LESSON/UNIT TITLE: The Greatest Places - Before and After the Film

TEACHER: Marcia Lile

TEACHER INFORMATION: Middle School Geography Teacher
Jefferson County Public Schools
Louisville, Kentucky 40218
e-mail address: mlile12@jefferson.k12.ky.us
Phone: 1-502-485-6298

OVERVIEW: This is a series of lessons to be used before and after viewing The Greatest Places . The film will be shown in Fall 1998 in Louisville so these lessons will be used early in the school year.


GRADE LEVEL: 4 - 8


GREATEST PLACES THEMES: Diversity

GEOGRAPHY STANDARDS ALIGNMENT:

TIME NEEDED: 10 days

OBJECTIVES

MATERIALS:

Atlases

ACTIVITIES:

Day 1 - Lead students in a discussion of the word great and the phrase, the Greatest Places, and what it means. Ask students to brainstorm what they think the criteria would be for a great place...in Louisville, in Kentucky, in the U.S, in the world. Show photographs, slides or the animatic of the places shown in the film, and ask students to identify what they think the producers of the IMAX film had as their criteria. List criteria on chart paper for later reference.
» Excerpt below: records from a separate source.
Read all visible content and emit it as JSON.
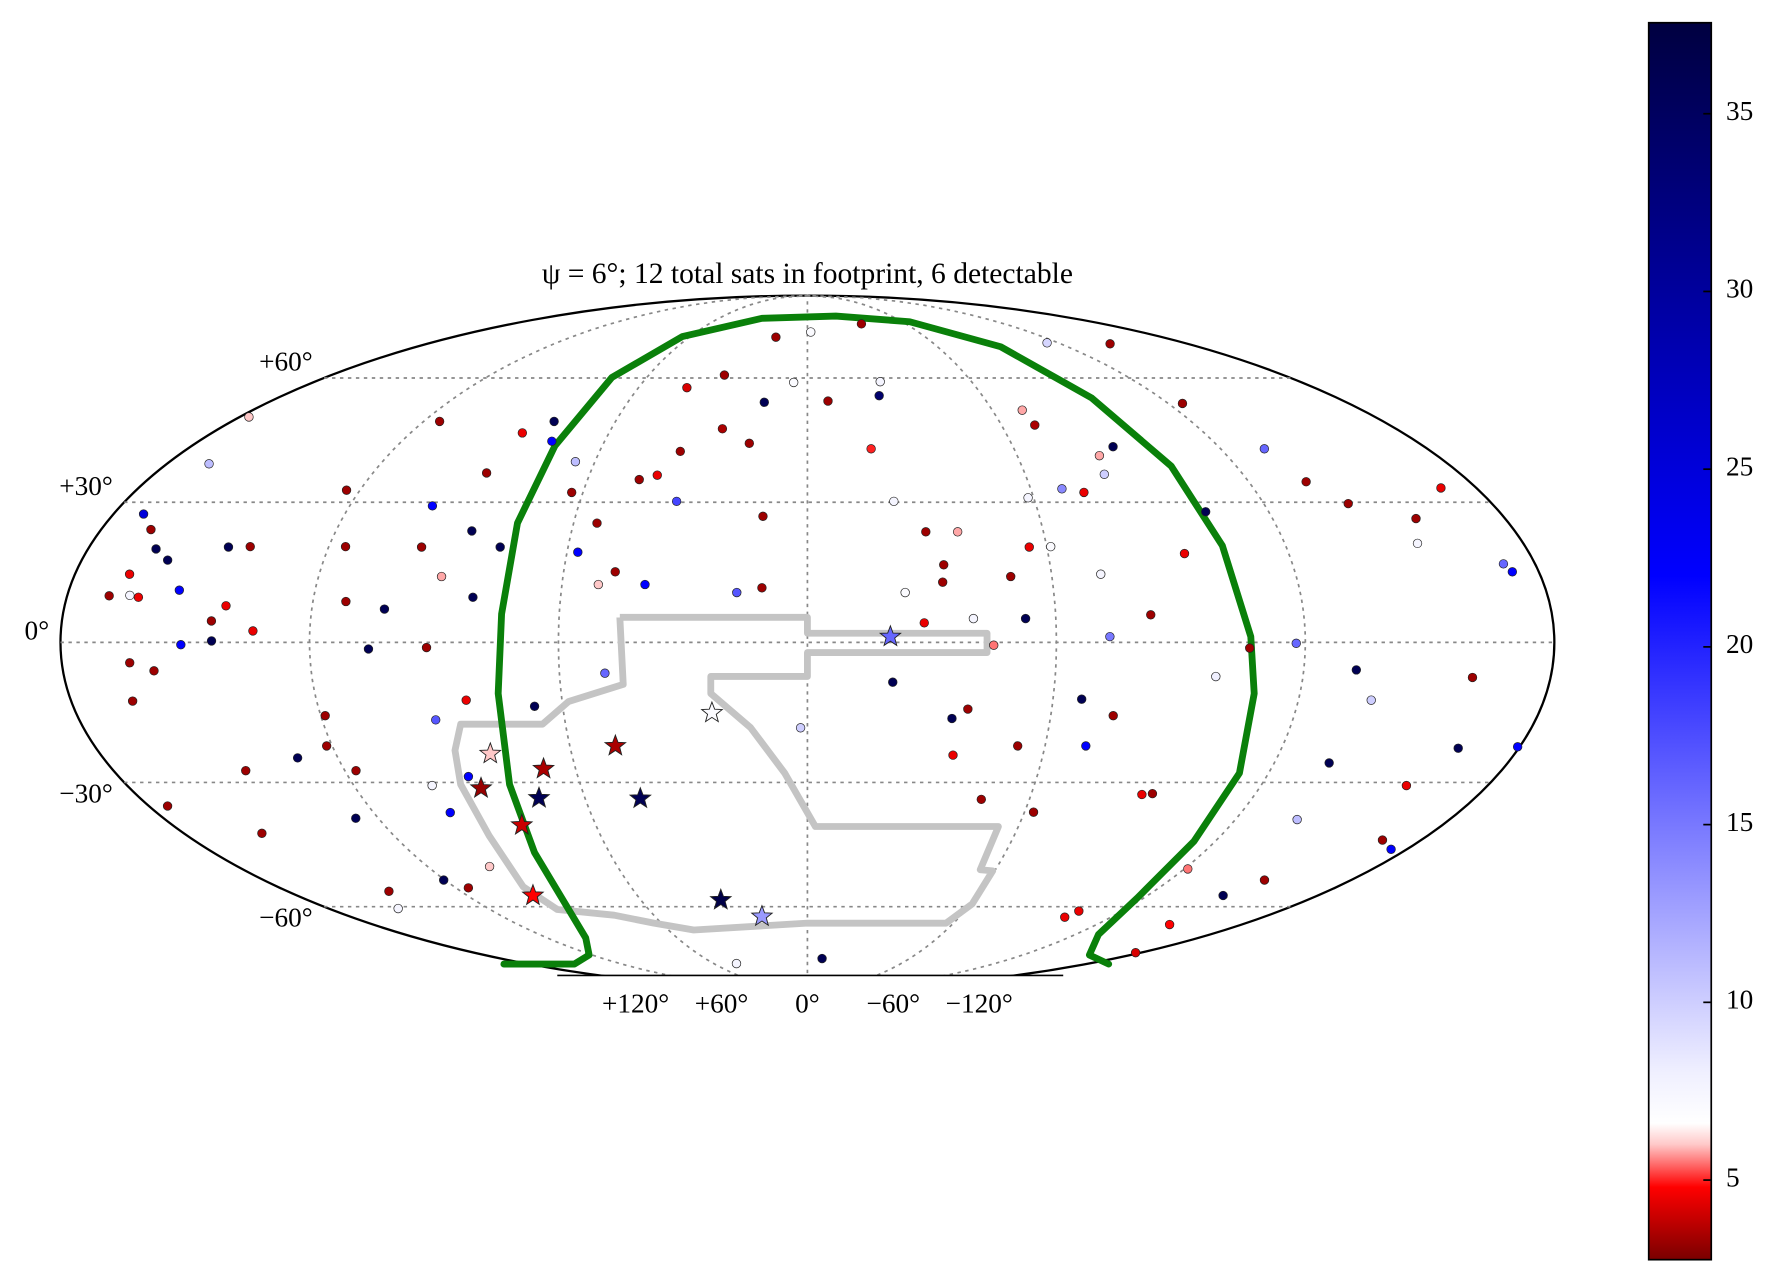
{
  "chart_data": {
    "type": "mollweide-scatter",
    "title": "ψ = 6°; 12 total sats in footprint, 6 detectable",
    "lon_ticks": [
      {
        "value": 120,
        "label": "+120°"
      },
      {
        "value": 60,
        "label": "+60°"
      },
      {
        "value": 0,
        "label": "0°"
      },
      {
        "value": -60,
        "label": "−60°"
      },
      {
        "value": -120,
        "label": "−120°"
      }
    ],
    "lat_ticks": [
      {
        "value": 60,
        "label": "+60°"
      },
      {
        "value": 30,
        "label": "+30°"
      },
      {
        "value": 0,
        "label": "0°"
      },
      {
        "value": -30,
        "label": "−30°"
      },
      {
        "value": -60,
        "label": "−60°"
      }
    ],
    "grid": true,
    "colorbar": {
      "clim": [
        2.76,
        37.56
      ],
      "ticks": [
        5,
        10,
        15,
        20,
        25,
        30,
        35
      ],
      "colormap": [
        {
          "value": 2.76,
          "color": "#7a0000"
        },
        {
          "value": 4.8,
          "color": "#ff0000"
        },
        {
          "value": 6.0,
          "color": "#ffc8c8"
        },
        {
          "value": 6.6,
          "color": "#ffffff"
        },
        {
          "value": 8,
          "color": "#f0f0ff"
        },
        {
          "value": 22,
          "color": "#0000ff"
        },
        {
          "value": 37.56,
          "color": "#000040"
        }
      ]
    },
    "series": [
      {
        "marker": "circle",
        "lon": [
          16,
          -1.8,
          -32.9,
          -114.6,
          -143.4,
          31.4,
          42.8,
          5,
          14.4,
          -6.9,
          -26.6,
          -24.6,
          -124.7,
          -69.7,
          -70.3,
          115,
          79.2,
          86.2,
          75.6,
          26,
          17.1,
          36.7,
          -18.5,
          -83.5,
          -89.2,
          -132.7,
          168.2,
          177.1,
          65.5,
          88.6,
          41.3,
          45.9,
          -81.8,
          -68.4,
          -73.9,
          -135.6,
          -170.5,
          123.6,
          63,
          98.3,
          34.5,
          -22.8,
          -58.5,
          -142.2,
          -103.6,
          172.2,
          11.5,
          54,
          -157,
          167.3,
          85.4,
          -30.1,
          -38.2,
          -153.4,
          163,
          145.1,
          139.7,
          115.8,
          96.7,
          77,
          57.3,
          -55.6,
          -61,
          -94,
          158.7,
          -33.7,
          -172.2,
          -173.5,
          47.3,
          89.8,
          -49.9,
          -72.1,
          166.6,
          -33.1,
          51.1,
          39.7,
          153.1,
          11.1,
          17.2,
          -23.8,
          169.8,
          164.8,
          162.6,
          112,
          81.3,
          140.9,
          102.4,
          143.9,
          133.7,
          -40.1,
          -52.7,
          -28.2,
          -83,
          -72.9,
          143.6,
          151,
          -117.8,
          -44.9,
          -106.6,
          105.8,
          91.8,
          163.6,
          158,
          49,
          -132.7,
          -98.9,
          -20.7,
          -161.1,
          83.4,
          -137.8,
          -67,
          66.9,
          -39.4,
          -35.7,
          -75.4,
          165,
          91.9,
          1.7,
          118.9,
          121.4,
          -70.3,
          -53.1,
          -37.1,
          -164.7,
          -179.5,
          130.3,
          145.7,
          117.1,
          -134.1,
          88.6,
          99.3,
          -158.5,
          -89.7,
          -92.4,
          -47,
          174.9,
          98.8,
          -62.5,
          126.3,
          -137.3,
          157.5,
          -168.7,
          -175.3,
          100.4,
          -121.1,
          120.4,
          -151.3,
          115.7,
          144.9,
          -146.6,
          153.9,
          -103.5,
          -101.7,
          -150.2,
          -177.3,
          -8.6,
          45.4
        ],
        "lat": [
          72,
          73.7,
          76.5,
          70.2,
          69.9,
          60.8,
          57.4,
          58.8,
          53.6,
          53.9,
          59,
          55.3,
          53.3,
          51.6,
          47.9,
          48.8,
          48.8,
          46,
          44,
          47,
          43.5,
          41.6,
          42.2,
          40.6,
          42.7,
          42.2,
          38.7,
          49.9,
          39.2,
          36.6,
          36.1,
          35.1,
          36.3,
          33,
          32.2,
          34.6,
          33.2,
          32.7,
          32.2,
          29.2,
          30.2,
          30.2,
          31,
          29.7,
          27.9,
          27.4,
          26.9,
          25.4,
          26.4,
          24,
          23.7,
          23.5,
          23.5,
          21,
          19.8,
          20.2,
          20.3,
          20.3,
          20.2,
          20.2,
          19.1,
          20.2,
          20.3,
          18.8,
          17.4,
          16.4,
          16.6,
          14.9,
          14.9,
          13.9,
          13.9,
          14.4,
          14.4,
          12.7,
          12.2,
          12.2,
          11,
          11.5,
          10.5,
          10.5,
          9.8,
          9.9,
          9.5,
          8.6,
          9.5,
          7.7,
          7,
          4.5,
          2.4,
          5,
          5,
          4.1,
          5.8,
          1.2,
          0.3,
          -0.5,
          -0.2,
          -0.6,
          -1.2,
          -1.4,
          -1.1,
          -4.3,
          -6,
          -6.5,
          -5.8,
          -7.2,
          -8.4,
          -7.4,
          -12.2,
          -12.2,
          -12,
          -13.5,
          -14.1,
          -16.1,
          -15.5,
          -12.4,
          -16.4,
          -18.1,
          -15.5,
          -22,
          -22,
          -22,
          -24,
          -22.5,
          -22.2,
          -24.6,
          -27.4,
          -27.4,
          -25.7,
          -28.7,
          -30.7,
          -30.7,
          -32.7,
          -32.5,
          -33.8,
          -35.3,
          -36.8,
          -36.7,
          -38.1,
          -38.4,
          -41.6,
          -43.2,
          -45.4,
          -49.6,
          -50.2,
          -53,
          -53,
          -55,
          -55.9,
          -57,
          -60.5,
          -61.2,
          -62.9,
          -65,
          -73.7,
          -75.7,
          -77.5
        ],
        "values": [
          3.3,
          7,
          3.3,
          9.5,
          3.3,
          3.3,
          4.2,
          7,
          36,
          3.3,
          7.5,
          34,
          3.3,
          5.8,
          3.5,
          3.3,
          36,
          4.5,
          22,
          3.5,
          3.3,
          3.3,
          5,
          5.8,
          36,
          16,
          11,
          6,
          11,
          3.3,
          4.5,
          3.3,
          10,
          14,
          4.5,
          3.3,
          4.5,
          3.3,
          3.3,
          22,
          18,
          7.5,
          7.5,
          3.3,
          36,
          25,
          3.3,
          3.3,
          3.3,
          3.3,
          36,
          3.3,
          5.8,
          7.5,
          36,
          36,
          3.3,
          3.3,
          3.3,
          36,
          22,
          4.5,
          7,
          4.5,
          36,
          3.3,
          16,
          22,
          3.3,
          5.8,
          3.3,
          7.5,
          4.5,
          3.3,
          6,
          22,
          22,
          3.3,
          17,
          7,
          3.3,
          7.5,
          4.5,
          3.3,
          36,
          4.5,
          36,
          3.3,
          4.5,
          7.5,
          36,
          4.5,
          3.3,
          15,
          36,
          22,
          16,
          5.5,
          3.3,
          36,
          3.3,
          3.3,
          3.3,
          16,
          36,
          8,
          36,
          3.3,
          4.5,
          10,
          36,
          36,
          3.3,
          36,
          3.3,
          3.3,
          17,
          10,
          3.3,
          3.3,
          22,
          3.3,
          4.5,
          36,
          22,
          36,
          3.3,
          3.3,
          36,
          22,
          7.5,
          4.5,
          4.5,
          3.3,
          3.3,
          3.3,
          22,
          3.3,
          36,
          11,
          3.3,
          3.3,
          22,
          6,
          5.5,
          36,
          3.3,
          3.3,
          3.3,
          36,
          7.5,
          4.5,
          4.5,
          4.8,
          4.2,
          36,
          7.5
        ]
      },
      {
        "marker": "star",
        "lon": [
          -20,
          23.5,
          80.7,
          48.5,
          68.3,
          86.7,
          72.4,
          45.1,
          81,
          96.8,
          31.2,
          17.9
        ],
        "lat": [
          1.2,
          -14.9,
          -23.7,
          -22,
          -27,
          -31.3,
          -33.5,
          -33.6,
          -39.7,
          -57,
          -58.2,
          -62.7
        ],
        "values": [
          16,
          7,
          6,
          3.5,
          3.5,
          3.2,
          36,
          36,
          4,
          4.8,
          37,
          13
        ]
      }
    ]
  }
}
Day 2 - Provide students with a work sheet/map. On one side provide a chart with three columns: one for the name of the place, one labeled Relative Location, one labeled Absolute Location. On the reverse side, provide an outline map of world. Using atlases, students should fill in the chart, giving 3 statements of relative location, the latitude and longitude under Absolute Location. On the reverse map, students should label important bodies of water, continents, and the greatest places locations. Maps must have T.O.D.A.L. (title, orientation symbol, date, author, legend)

Viewing the Film

Day 3 - Students go to the Science Center to view the IMAX films and participate in the program provided by the museum. Their other task is to consider as they watch the film how the places match the criteria we chose for what makes a greatest place.

Lead the students in a discussion about their impressions of the film and how the places chosen by the producers match the criteria they had predicted the producers would use. Students will write an entry in their learning logs about what greatness means when we study places. Another option would be for students to write a review of the film for submission to the team newspaper or for the Courier Journal's Kids Info page.

Working with a partner, students will select at random two of the greatest places from the film and find similarities and differences using research materials and information from the film. They will prepare a Venn diagram to display the comparisons and contrasts. Students will present their diagrams to the rest of the class.




Show students a slide or picture of a scene from one of the greatest places. Going around the room, each student will pose a question that comes to mind as he looks at the picture. Show the students another slide or picture, but this time I will ask them to make sure the question fits in one of the categories of physical systems: the atmosphere (i.e. weather and meteorology), lithosphere (e.g. plate tectonics, erosion, soil formation), the hydrosphere (e.g. the circulation of the oceans and the hydrologic cycle) or the biosphere ( e.g. plant and animal communities and ecosystems). Finally, each student will need to submit one question about one of the greatest places that fits into one of the physical system categories.

The next day students will begin doing the research to answer the question. The answer which will be submitted in writing and presented to the class should be:
  1. .essentially correct
  2. logically organized in its written form
  3. accompanied by a visual aid
  4. presented to the class in a concise and interesting way

The amount of time for research, organization of research, preparation of the presentations and the presentations will vary according to the length of class periods and skill of students.


ASSESSMENT STRATEGIES:

For the most part the assessment strategies are imbedded in the lesson. Within this series of lessons are opportunities to provide students with rubrics or scoring guides for written work (i.e. newspaper review), mapping skills, research-based presentations.